Here, we’ll walk through some problems that are hard/impossible to diagnose with SBC. As usual the focus is on problems with models, assuming our inference algorithm is correct. But for each of those problems, one can imagine a corresponding failure in an algorithm — although some of those failures are quite unlikely for actual algorithms.

library(SBC)
library(ggplot2)
use_cmdstanr <- TRUE # Set to false to use rstan instead

if(use_cmdstanr) {
  library(cmdstanr)
} else {
  library(rstan)
}

options(mc.cores = parallel::detectCores())

library(future)
plan(multisession)

# The fits are very fast,
# so we force a minimum chunk size to reduce overhead of
# paralellization and decrease computation time.
options(SBC.min_chunk_size = 5)

# Setup caching of results
cache_dir <- "./limits_SBC_cache"
if(!dir.exists(cache_dir)) {
  dir.create(cache_dir)
}

SBC and minor changes to model

SBC requires a lot of iterations to discover problems (either with model or the algorithm) that are subtle.
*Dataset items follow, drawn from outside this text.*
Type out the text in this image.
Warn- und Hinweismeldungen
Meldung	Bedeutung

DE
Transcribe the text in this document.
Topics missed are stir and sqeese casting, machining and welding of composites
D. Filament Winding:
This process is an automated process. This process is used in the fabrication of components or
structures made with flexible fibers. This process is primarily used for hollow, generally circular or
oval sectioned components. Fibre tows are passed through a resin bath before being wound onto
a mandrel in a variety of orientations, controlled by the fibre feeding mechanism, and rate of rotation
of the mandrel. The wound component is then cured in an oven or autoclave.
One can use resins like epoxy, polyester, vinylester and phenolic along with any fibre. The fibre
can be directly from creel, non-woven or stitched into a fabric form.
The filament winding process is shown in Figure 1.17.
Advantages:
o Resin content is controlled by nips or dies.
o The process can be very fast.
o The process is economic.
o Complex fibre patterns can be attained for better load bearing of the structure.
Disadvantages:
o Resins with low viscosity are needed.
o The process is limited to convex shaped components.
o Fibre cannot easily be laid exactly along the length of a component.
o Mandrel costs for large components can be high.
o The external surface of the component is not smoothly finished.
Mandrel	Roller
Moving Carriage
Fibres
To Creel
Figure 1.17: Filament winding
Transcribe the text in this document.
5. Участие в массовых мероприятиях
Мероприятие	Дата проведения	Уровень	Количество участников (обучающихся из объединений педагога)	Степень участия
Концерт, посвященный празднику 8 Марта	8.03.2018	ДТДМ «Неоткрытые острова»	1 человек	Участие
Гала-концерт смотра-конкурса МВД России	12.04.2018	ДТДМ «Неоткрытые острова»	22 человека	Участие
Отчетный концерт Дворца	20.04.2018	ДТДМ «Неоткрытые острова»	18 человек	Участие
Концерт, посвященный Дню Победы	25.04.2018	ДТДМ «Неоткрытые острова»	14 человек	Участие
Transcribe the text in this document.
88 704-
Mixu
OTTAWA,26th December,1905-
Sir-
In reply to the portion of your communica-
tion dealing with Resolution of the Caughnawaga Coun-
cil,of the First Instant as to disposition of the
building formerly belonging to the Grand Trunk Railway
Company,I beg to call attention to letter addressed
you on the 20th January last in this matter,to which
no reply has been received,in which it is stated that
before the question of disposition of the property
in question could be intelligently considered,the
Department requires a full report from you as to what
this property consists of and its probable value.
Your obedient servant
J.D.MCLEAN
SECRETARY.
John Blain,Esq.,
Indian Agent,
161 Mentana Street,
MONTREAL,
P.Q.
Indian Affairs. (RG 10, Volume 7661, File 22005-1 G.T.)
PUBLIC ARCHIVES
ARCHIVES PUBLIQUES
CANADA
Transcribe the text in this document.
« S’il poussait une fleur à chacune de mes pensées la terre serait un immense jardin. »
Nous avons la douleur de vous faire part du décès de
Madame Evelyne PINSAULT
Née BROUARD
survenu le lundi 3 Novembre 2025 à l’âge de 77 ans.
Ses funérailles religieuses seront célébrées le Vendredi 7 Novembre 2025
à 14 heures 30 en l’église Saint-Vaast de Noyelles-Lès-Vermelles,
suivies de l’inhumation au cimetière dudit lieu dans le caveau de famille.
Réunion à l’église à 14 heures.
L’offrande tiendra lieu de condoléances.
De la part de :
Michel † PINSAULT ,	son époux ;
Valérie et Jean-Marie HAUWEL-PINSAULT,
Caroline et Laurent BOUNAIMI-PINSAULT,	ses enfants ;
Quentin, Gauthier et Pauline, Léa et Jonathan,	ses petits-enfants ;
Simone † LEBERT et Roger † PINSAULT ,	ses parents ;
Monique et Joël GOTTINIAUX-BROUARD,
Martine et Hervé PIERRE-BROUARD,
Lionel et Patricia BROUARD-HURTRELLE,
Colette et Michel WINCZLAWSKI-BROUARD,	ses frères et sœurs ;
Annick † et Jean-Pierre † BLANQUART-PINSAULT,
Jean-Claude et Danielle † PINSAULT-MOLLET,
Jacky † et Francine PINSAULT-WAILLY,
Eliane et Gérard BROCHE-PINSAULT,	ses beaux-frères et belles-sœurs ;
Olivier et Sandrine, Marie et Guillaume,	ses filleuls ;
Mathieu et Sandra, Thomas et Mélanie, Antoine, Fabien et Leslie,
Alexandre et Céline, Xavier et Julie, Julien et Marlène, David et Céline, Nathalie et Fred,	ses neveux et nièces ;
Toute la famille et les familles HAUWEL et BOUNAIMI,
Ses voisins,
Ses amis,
To demonstrate this, we will fit a simple model with a normal likelihood, but use Student’s t distribution with 5 degrees of freedom to generate the data.

To see the difference we’ll show the two densities

x <- seq(-5, 5, length.out = 100)
dens_data <- rbind(
  data.frame(x = x, density = dnorm(x, log = FALSE), 
             log_density = dnorm(x, log = TRUE), type = "normal()"),
  data.frame(x = x, density = dt(x, df = 5, log = FALSE), 
             log_density = dt(x, df = 5, log = TRUE), type = "t(5)")) 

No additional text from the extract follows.